To later founded the Post Crisis Counselling Network in Hong Kong and has been offering free counselling to the victims there ever since.
To was one of the Hong Kong volunteers who flocked to Sichuan after the disaster, which saw particularly heavy casualties because of the “tofu” buildings – shoddily built facilities with insufficient reinforcement and substandard concrete – that collapsed easily.
Hong Kong’s lawmakers have approved HK$9 billion (US$1.15 billion) since 2008 to help Sichuan rebuild. The money has been spent on about 190 projects, including the construction of schools, roads and hospitals.
Money from the city has also been used to open a panda park with 55 pandas at the Wolong National Nature Reserve, which was destroyed in 2008.
In 2016, Carrie Lam Cheng Yuet-ngor, the city’s No 2 official at the time who later rose to the No 1 position when she was elected chief executive last year, dismissed fears that the money had fallen into the hands of corrupt mainland officials.
Together with the HK$1 billion the Hong Kong Jockey Club has donated, the city has contributed about HK$10 billion to the relief effort.
The Post Crisis Counselling Network recently polled 5,000 Sichuan earthquake victims to look at how well they recovered from the trauma. On a scale of one to 10, the respondents’ satisfaction with their lives averaged a nine, indicating that were content with their living conditions.
But the results also showed that their mental health averaged just a five.
To said the results suggested many victims had not walked out of the shadow of the quake and were worried about possible future earthquakes.
“Resources have poured into Sichuan and there are so many motorways there now,” he said. “But not a lot of effort has been made to help them recover mentally.”

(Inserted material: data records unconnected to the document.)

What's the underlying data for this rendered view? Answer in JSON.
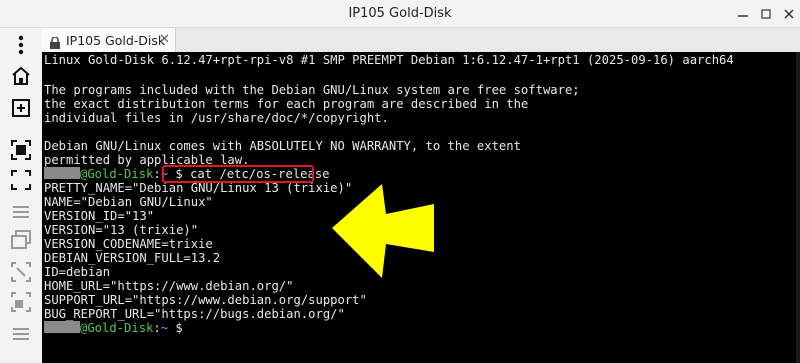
{
  "window": {
    "title": "IP105 Gold-Disk"
  },
  "tab": {
    "label": "IP105 Gold-Disk",
    "close_glyph": "✕"
  },
  "sidebar": {
    "icons": [
      "kebab-menu-icon",
      "home-icon",
      "new-tab-icon",
      "focus-icon",
      "fullscreen-icon",
      "list-icon",
      "duplicate-icon",
      "split-icon",
      "shrink-icon",
      "menu-icon"
    ]
  },
  "terminal": {
    "lines": [
      "Linux Gold-Disk 6.12.47+rpt-rpi-v8 #1 SMP PREEMPT Debian 1:6.12.47-1+rpt1 (2025-09-16) aarch64",
      "",
      "The programs included with the Debian GNU/Linux system are free software;",
      "the exact distribution terms for each program are described in the",
      "individual files in /usr/share/doc/*/copyright.",
      "",
      "Debian GNU/Linux comes with ABSOLUTELY NO WARRANTY, to the extent",
      "permitted by applicable law."
    ],
    "prompt": {
      "host": "@Gold-Disk",
      "sep": ":",
      "path": "~",
      "symbol": " $"
    },
    "command": "cat /etc/os-release",
    "output": [
      "PRETTY_NAME=\"Debian GNU/Linux 13 (trixie)\"",
      "NAME=\"Debian GNU/Linux\"",
      "VERSION_ID=\"13\"",
      "VERSION=\"13 (trixie)\"",
      "VERSION_CODENAME=trixie",
      "DEBIAN_VERSION_FULL=13.2",
      "ID=debian",
      "HOME_URL=\"https://www.debian.org/\"",
      "SUPPORT_URL=\"https://www.debian.org/support\"",
      "BUG_REPORT_URL=\"https://bugs.debian.org/\""
    ]
  },
  "colors": {
    "highlight_box": "#e21818",
    "arrow": "#ffff00"
  }
}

Meanwhile, Sichuan University, in collaboration with Hong Kong Polytechnic University, set up China’s first institute for disaster management and reconstruction in May 2013. It hosts advanced laboratories for physiotherapy, occupational therapy, prosthetics and orthotics, and disaster nursing, as well as an information resource centre to provide public education.

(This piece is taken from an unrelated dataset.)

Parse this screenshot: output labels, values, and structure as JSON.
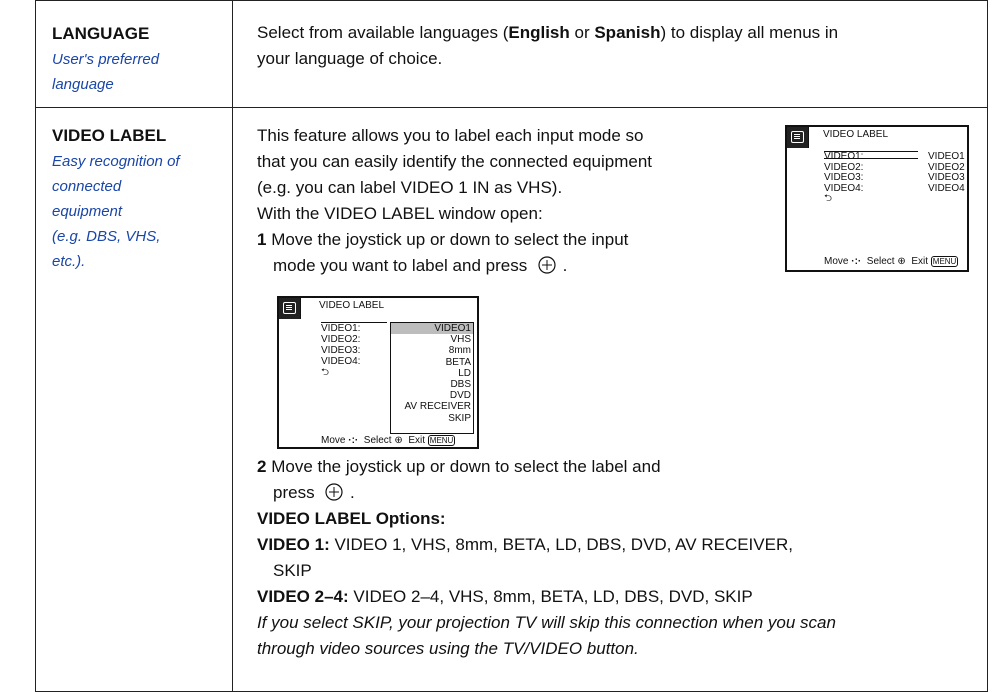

Jin Xiaodong, from the West China Hospital of Sichuan University, said an area of the campus had been used to house a mobile field hospital, where emergency professionals set up tents and stored other equipment such as foldable X-ray machines.
The equipment can be moved to a disaster anywhere in the world between 48 and 72 hours by plane.
Di Baofeng, associate dean of the disaster management institute, described the mobile hospital as a crucial training base.
“Our institute is very multidisciplinary, and we have explored a lot of these disaster management fields,” he said. “Through data and simulations, we are able to better understand which areas are at greater risk of disaster, which supports urban planning.”